The following tips come from my own experience using the WFP API. These are certainly not hard-rules, but rather general practices I follow to help make life easier for myself:
-
Implement your Callout's ClassifyFn such that it corresponds to exactly one layer of WFP. It is possible to use the same ClassifyFn for any number of callouts at any number of different layers (in fact, this is the approach Microsoft takes with its examples). Do not do this! For example, if you need a ClassifyFn to inspect traffic at the inbound IP_PACKET layers, don't mix in logic to handle packets at the outbound IP_PACKET layers. I have found it useful to have multiple filters referencing the same ClassifyFn only if all filters are registered to the same layer. You have been warned.
-
Take great care to double-check and convert between host and network byte-ordering when necessary.
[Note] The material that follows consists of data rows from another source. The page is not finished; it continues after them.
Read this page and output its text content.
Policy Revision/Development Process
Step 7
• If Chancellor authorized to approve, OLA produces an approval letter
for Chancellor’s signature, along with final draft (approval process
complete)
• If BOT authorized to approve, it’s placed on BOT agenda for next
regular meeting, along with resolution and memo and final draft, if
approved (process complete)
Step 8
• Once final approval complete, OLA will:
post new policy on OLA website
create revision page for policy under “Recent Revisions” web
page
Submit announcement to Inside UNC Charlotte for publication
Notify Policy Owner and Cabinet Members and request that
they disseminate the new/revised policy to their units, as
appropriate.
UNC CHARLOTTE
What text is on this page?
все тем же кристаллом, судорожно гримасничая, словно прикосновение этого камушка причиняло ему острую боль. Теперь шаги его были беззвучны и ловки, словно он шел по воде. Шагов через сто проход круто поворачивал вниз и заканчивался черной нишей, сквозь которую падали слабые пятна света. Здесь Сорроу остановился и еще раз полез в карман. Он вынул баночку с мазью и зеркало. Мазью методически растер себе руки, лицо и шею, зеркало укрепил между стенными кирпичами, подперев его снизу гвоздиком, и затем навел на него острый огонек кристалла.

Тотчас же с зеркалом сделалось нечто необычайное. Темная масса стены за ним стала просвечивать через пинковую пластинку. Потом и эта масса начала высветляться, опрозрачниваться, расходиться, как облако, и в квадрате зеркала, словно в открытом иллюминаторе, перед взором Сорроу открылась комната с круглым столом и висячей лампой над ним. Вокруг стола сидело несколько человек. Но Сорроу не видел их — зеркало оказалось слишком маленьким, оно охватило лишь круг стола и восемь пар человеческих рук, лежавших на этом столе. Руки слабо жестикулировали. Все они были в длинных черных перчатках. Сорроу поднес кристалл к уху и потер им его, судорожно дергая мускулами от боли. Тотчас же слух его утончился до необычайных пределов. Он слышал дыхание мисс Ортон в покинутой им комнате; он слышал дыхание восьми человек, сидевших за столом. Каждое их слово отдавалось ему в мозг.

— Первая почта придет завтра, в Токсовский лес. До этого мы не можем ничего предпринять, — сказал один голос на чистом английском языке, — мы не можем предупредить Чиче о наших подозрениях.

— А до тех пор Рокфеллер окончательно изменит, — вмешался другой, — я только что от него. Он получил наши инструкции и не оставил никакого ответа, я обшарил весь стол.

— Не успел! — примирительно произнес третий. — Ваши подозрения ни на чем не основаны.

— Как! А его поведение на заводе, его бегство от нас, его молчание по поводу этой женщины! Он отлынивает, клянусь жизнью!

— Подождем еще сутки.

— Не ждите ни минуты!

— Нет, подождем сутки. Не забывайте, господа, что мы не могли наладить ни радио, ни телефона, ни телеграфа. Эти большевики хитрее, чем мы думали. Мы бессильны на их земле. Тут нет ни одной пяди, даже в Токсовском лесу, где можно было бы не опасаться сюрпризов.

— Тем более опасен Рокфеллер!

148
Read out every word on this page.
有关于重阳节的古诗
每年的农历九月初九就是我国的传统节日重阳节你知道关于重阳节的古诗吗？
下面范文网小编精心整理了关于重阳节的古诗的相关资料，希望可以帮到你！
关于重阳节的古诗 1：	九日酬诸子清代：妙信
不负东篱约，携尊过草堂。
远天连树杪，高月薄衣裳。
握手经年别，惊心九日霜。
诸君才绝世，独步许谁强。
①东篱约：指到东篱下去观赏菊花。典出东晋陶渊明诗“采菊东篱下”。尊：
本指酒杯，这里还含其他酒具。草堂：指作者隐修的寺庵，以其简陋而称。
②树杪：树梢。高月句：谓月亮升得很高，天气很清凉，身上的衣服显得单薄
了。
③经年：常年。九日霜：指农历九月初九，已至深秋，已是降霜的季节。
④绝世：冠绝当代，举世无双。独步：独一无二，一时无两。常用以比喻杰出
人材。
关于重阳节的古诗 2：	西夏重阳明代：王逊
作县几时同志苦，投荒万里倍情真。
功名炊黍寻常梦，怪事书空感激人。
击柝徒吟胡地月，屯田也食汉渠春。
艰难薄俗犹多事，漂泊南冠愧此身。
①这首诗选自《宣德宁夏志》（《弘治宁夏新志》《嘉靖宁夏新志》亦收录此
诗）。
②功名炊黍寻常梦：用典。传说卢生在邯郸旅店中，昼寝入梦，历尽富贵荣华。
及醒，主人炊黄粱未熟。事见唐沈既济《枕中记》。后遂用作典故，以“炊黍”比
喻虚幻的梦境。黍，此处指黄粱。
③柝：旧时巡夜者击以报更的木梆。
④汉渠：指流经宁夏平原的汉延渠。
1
For example, an IPV4 address will show up in the inFixedValues parameter of a ClassifyFn in host byte ordering, while it shows up in network byte ordering on the actual packet that invoked the same ClassifyFn. I've been burned by this "feature" on more than one occasion...
-
If dealing with the ALE layers, make sure that there are applications/sockets listening on the ports you are requesting to. If a TCP SYN packet shows up on the ingress path with no socket listening for it, it will be discarded at the ***_TRANSPORT_DISCARD layer before it makes it to an ALE layer.
-
Proxying a TCP connection on the ingress path is near imposible to accomplish with this framework. May God have mercy on your soul if you need to accomplish this. Hopefully one day I will get around to writing another tutorial specifically demonstrating this task. Proxying a connection on the egress path is not as bad (check out the FWPM_LAYER_ALE_BIND_REDIRECT_V4 and FWPM_LAYER_ALE_CONNECT_REDIRECT_V4 layers for that).
Finally, here is a list of resources I found useful when learning about the Windows Filtering Platform. Some are accurate, some are not. All are incomplete or lack vital information:
- Microsoft's warnings and considerations when programming with this framework.
- Microsoft's Windows Filtering Platform Q&A forum has some good discussions.
- Different reasons for implementing callouts, along with some random implementation details can be found here
- This page describes where the NDIS-pointer-thing is pointing when you access layerData from a ClassifyFn at different layers.
- The best information I could find about performing ingress port redirection can be found here. This is still missing a lot of details, but provides a starting point.
- When performing google-foo to search the web, look for results from "Dusty Harper" and "Biao Wang". Both are Microsoft employees that must play some vital role in the creation and maintenance of the framework. After reading so many comments from these guys, I feel like I know them personally.
I hope this tutorial has helped to demystify some of the complexities behind the Windows Filtering Platform. You should now have the background knowledge necessary to tackle the implementation of your own kernel-level networking tools for Windows. If I have succeeded, hopefully I have spared you many headaches during your ramp-up time with this tool. If I have caused you more headaches, please consider contributing to this repository by sending my a pull request. Thank you for reading, and happy hacking!